According to statistics provided by CSM Media Research, daily viewership from January to May this year was an average 5.6 percent of all households with TVs in China, which equates to 72.8 million people. As impressive as these figures might be, they are still far less than they were in the 1980s.

"News Broadcast's household ratings were always above 50 percent in the 1980s, and even peaked at 58 percent once," according to Prof. Zhou.
The decline can possibly be attributed to increased competition, particularly from Hong Kong's Phoenix TV and Shanghai's Dragon TV. Over the last two decades or so, they've developed their own news programs that are totally different from News Broadcast in terms of presenting style and content. Announcers are less formal in their tone and language, and programs typically include in-depth analyses of major current affairs.

Faced with a ratings challenge, CCTV officials realized that they couldn't sit idly by.

"Many suggestions were put forward at seminars. For example, the program was called to 'get close to the common people' and 'report more international news'," Prof. Lei said.
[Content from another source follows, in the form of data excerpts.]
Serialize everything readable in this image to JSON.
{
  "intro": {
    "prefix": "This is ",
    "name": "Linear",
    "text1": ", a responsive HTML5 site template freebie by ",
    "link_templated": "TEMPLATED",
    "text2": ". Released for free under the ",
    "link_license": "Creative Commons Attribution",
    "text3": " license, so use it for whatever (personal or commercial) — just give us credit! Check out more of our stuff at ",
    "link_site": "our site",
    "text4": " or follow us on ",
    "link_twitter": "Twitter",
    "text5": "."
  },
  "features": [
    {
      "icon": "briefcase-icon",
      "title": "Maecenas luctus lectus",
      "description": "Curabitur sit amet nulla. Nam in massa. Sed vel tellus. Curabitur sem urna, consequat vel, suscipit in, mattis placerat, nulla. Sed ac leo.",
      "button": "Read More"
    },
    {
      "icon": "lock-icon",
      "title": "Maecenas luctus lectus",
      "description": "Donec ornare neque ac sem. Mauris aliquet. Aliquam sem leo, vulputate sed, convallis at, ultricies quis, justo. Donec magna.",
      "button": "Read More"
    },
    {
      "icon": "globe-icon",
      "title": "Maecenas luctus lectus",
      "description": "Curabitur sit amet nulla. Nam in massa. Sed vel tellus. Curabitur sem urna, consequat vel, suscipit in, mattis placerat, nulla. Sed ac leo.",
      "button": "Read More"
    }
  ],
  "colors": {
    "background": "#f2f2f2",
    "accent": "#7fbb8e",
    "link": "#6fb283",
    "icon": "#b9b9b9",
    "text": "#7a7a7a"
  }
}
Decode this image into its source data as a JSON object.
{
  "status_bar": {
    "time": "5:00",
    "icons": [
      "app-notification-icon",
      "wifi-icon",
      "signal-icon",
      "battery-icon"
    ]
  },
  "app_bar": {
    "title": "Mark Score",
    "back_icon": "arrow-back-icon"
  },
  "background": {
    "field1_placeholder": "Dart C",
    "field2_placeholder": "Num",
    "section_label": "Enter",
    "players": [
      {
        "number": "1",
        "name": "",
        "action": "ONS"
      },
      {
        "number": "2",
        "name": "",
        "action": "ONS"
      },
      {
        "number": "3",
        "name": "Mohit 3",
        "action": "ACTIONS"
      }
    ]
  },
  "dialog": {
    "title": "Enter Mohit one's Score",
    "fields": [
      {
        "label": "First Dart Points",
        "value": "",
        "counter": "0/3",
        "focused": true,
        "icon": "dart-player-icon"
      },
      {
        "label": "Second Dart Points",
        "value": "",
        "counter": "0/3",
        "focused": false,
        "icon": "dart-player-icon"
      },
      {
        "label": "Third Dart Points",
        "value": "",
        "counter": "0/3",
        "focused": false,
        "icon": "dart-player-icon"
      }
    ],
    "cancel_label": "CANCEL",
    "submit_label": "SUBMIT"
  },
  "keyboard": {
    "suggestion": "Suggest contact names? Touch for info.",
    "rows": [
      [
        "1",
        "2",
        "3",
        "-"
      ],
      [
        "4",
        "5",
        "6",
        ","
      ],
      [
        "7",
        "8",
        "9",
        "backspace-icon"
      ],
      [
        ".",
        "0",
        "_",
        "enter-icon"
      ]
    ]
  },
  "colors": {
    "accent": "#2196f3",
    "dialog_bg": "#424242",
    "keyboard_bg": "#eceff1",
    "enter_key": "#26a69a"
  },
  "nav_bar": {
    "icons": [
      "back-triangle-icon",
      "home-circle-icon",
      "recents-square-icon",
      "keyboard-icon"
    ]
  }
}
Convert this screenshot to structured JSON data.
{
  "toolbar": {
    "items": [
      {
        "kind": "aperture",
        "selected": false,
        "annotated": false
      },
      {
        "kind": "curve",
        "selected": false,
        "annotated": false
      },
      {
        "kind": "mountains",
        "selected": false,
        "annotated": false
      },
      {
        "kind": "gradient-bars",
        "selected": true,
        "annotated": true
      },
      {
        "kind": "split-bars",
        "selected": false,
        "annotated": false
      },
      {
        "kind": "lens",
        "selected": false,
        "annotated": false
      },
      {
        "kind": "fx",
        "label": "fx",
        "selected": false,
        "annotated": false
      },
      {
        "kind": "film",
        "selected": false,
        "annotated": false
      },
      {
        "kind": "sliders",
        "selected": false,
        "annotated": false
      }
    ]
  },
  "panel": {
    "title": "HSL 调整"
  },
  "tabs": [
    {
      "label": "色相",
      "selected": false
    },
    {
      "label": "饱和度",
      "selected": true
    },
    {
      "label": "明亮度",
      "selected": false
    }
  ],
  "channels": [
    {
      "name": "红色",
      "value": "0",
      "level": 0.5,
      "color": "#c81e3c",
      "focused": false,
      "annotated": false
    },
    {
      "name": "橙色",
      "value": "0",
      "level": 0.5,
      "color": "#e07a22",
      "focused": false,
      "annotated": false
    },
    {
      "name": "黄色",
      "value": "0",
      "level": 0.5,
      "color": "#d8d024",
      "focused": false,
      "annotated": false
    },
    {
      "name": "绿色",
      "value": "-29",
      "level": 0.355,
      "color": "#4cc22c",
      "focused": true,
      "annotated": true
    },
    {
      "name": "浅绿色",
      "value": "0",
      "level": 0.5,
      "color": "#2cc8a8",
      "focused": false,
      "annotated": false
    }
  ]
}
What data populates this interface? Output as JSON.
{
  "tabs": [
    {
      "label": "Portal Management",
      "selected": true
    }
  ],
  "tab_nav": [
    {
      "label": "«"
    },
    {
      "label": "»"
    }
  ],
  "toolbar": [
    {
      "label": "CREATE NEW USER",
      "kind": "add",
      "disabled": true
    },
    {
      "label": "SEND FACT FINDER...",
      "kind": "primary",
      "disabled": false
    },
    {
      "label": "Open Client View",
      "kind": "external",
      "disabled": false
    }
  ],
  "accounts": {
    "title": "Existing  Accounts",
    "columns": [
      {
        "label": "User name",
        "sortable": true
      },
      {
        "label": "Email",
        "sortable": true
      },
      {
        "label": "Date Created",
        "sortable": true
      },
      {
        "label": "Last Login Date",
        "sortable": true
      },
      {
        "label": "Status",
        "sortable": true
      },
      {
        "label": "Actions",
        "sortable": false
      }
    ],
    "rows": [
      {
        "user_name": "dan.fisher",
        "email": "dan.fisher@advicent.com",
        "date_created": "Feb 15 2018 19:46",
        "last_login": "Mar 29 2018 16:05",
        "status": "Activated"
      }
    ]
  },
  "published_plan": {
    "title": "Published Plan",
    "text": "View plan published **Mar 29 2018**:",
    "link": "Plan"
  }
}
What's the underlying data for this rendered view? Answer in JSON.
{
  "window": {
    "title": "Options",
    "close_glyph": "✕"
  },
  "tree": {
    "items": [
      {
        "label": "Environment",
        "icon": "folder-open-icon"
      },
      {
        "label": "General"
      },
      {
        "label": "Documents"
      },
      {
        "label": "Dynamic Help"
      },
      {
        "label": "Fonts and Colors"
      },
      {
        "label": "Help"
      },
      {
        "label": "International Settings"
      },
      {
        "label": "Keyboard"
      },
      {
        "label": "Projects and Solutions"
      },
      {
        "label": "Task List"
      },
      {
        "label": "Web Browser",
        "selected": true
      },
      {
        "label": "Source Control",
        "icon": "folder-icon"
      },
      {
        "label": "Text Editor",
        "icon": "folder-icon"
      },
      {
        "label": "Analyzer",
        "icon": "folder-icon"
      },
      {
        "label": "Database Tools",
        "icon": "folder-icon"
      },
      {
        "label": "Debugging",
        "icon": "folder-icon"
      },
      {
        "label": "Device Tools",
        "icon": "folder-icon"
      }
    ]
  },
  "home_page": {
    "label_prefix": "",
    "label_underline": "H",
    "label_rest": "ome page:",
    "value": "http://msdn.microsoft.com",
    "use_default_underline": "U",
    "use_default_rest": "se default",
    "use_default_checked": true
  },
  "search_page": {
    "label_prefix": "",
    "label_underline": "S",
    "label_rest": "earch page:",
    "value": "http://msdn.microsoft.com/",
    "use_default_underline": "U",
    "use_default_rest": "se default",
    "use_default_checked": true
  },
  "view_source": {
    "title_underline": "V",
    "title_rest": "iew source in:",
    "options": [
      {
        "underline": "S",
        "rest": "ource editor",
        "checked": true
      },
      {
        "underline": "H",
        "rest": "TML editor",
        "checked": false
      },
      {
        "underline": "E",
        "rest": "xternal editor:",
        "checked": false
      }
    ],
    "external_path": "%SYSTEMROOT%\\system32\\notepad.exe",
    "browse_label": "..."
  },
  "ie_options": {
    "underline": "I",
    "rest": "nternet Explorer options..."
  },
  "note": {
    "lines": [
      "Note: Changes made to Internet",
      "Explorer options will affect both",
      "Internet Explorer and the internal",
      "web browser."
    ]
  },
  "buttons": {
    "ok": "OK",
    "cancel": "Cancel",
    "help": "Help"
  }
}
Some changes were indeed made in the 1980s. To his recollection, the "boldest moment" was on January 29, 1986 when the American space shuttle "Challenger" tragedy made headlines.

"It was the first and last time in history that central government leaders got no headline report," he said. "I thought that News Broadcast would thereafter arrange the news according to newsworthiness. However, this wasn't approved by the executive department. Even the 9/11 terrorist attacks didn't make headline news."

Anchors tried to introduce little changes, too, by using a more casual presenting style. But they are constrained by formal texts prepared by Xinhua News Agency.

In 2005, News Broadcast had another crack at reform, this time by introducing more stories relating to the lives of the common people.

"News Broadcast is trying its best to report interesting stories, but because political news still dominate its content, ratings have not improved dramatically," Prof. Zhou said.

Zhan Jiang, the president of the School of Journalism and Communication at China Youth University for Political Sciences, agreed: "Content comes before form. What News Broadcast should change is its content."

On June 1, the final touches to the updating of CCTV's news channel were made. According to Liang Xiaotao, director of CCTV's news center: "The most important goal is to let people be willing to watch CCTV's news programs."

Whether or not new anchors are enough to achieve that remains to be seen.